Anyway, all the places along the roads where I enjoy seeing the water running out of little crevices now have icicles.   They are pretty.  I dare not pull to the side of the road to take a picture.  They are always in narrow or busy areas like turnpike ramps where the state cut through the glacial rocks to make way for men too busy to bother to go around natural obstacles like rock ledges.   The watershed by the Scarborough exit - which had a beaver house a couple of years ago -  is frozen over.   The beaver houses were removed after some do-gooder busy-bodies reported them to the state wild life people.
They said it was a safety issue.   I'm not sure if they were protecting the beavers or the people.

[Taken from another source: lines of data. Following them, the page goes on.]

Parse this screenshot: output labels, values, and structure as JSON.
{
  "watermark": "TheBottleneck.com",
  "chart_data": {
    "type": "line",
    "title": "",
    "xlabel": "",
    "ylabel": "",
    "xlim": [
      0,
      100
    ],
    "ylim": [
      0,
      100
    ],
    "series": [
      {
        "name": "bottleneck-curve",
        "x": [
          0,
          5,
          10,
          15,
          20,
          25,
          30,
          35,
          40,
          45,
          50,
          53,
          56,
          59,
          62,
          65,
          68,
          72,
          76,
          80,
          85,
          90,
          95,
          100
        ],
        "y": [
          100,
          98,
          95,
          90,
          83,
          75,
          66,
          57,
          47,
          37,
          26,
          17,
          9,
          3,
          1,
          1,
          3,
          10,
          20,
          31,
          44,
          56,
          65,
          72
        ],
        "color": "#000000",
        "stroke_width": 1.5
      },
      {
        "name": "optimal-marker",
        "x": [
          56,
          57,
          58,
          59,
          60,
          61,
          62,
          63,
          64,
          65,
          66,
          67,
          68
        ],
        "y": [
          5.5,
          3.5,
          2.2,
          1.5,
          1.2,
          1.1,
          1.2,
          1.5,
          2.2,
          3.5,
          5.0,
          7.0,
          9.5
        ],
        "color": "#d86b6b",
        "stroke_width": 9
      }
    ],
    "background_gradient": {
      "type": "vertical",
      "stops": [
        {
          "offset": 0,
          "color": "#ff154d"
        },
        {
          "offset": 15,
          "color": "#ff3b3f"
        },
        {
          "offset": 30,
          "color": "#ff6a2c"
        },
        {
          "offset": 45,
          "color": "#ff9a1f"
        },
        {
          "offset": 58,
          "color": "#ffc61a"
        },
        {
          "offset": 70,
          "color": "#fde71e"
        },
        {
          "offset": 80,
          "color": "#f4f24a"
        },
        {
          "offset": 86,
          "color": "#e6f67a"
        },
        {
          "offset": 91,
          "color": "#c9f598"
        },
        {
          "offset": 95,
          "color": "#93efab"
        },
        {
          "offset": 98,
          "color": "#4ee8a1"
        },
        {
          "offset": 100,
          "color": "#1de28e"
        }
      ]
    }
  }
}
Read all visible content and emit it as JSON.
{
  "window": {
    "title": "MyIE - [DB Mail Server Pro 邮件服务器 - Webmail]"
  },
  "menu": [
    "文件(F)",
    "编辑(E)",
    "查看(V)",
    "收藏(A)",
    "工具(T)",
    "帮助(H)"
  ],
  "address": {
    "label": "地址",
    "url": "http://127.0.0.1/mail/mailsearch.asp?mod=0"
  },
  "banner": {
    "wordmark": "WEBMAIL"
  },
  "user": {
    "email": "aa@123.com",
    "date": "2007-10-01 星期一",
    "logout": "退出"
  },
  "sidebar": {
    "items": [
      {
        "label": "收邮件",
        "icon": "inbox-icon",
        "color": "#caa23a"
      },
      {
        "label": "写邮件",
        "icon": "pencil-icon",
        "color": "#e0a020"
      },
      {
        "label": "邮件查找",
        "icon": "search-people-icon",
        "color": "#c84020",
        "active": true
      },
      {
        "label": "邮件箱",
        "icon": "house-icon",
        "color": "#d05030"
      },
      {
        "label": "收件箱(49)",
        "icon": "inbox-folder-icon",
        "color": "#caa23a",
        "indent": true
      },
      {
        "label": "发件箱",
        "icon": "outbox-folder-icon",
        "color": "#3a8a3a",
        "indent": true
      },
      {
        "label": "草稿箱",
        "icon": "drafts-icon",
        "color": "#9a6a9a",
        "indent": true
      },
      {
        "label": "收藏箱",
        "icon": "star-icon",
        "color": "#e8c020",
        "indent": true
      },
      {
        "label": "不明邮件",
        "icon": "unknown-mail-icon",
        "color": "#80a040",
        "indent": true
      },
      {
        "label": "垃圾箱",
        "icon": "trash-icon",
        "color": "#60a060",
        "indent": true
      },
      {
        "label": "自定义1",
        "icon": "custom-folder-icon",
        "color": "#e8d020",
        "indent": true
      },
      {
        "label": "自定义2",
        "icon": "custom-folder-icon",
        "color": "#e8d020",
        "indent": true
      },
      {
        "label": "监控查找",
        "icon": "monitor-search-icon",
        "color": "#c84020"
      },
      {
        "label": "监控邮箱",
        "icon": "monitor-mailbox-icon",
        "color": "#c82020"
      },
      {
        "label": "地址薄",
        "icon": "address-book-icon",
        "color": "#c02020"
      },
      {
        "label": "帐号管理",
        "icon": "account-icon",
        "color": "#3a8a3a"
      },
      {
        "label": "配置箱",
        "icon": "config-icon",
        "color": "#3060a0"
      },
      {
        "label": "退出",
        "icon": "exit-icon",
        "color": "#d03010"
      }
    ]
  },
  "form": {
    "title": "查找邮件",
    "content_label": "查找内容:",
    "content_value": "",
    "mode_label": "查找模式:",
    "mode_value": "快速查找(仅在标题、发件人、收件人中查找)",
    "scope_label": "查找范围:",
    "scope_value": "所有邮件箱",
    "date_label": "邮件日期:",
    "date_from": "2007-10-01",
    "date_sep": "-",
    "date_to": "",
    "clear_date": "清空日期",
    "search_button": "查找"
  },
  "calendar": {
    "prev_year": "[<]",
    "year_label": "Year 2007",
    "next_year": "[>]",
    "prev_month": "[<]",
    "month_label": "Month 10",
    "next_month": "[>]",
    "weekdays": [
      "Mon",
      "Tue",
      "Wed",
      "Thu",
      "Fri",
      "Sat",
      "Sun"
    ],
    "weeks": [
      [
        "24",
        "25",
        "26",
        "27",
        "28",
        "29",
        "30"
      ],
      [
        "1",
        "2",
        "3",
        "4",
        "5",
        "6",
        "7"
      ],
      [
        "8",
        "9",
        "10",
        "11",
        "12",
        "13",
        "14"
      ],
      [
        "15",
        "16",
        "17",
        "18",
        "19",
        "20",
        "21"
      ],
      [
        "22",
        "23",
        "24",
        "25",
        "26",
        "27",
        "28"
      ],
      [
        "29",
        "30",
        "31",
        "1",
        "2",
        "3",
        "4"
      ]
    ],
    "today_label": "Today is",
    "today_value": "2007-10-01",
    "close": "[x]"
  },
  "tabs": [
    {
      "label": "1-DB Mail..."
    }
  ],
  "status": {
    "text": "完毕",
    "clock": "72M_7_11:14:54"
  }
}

The turkeys, all 21 of them, were crossing the street by the entrance sign.  Several were on the right, more on the left, but in the middle of the road were three having an argument about which way to go.
I stopped (I don't mind and I don't blow my horn because it confuses them even more) and another car stopped behind me.  We spent about three minutes when car #2 blew it's horn and just as I expected, some went one way, some the other and some that had already crossed changed their minds to recross.
If you look at a turkey from the neck down, they are really beautiful with a lot of irridescent colors in their plumage.  But if you look at them from the neck up, well, not exactly ugly, but certainly not pretty.  Like ladies with beautiful clothes and plain to homely faces. But  those Tom's, they look at the beautiful feathers and not the faces.  Which is nature's way of ensuring the population.

Our deer also cross the road with abandon.  I am really afraid for them, and the unlucky driver who at dusk can't quite discern their dun colored coats until it's too late.   There seem to be three does in the herd unless I am seeing different groups.   Maybe we'll get a look a handsome stag one of these evenings.   Incidentally, Nick challenges the turkeys, but he has little to say when the deer go through. He just stretches his body out to get a better look, no threatening  bark, not even a little  woof.  They are  after all, much bigger than he is.

January is already a week old and I am no longer thinking about any resolutions that might have passed through my conscience.  That's a little ahead of schedule actually, as I usually make it to MLK day at least.  I did begin a "feel good" routine I heard about on one of TV's PBS programs: you can change your negative feelings by taking 45 seconds each morning to "appreciate" some thing - not the usual things but something that you might overlook in your ordinary thankfulness.  So today I am thankful that my computer is behaving and my shower has clean warm water of which I am about to take advantage.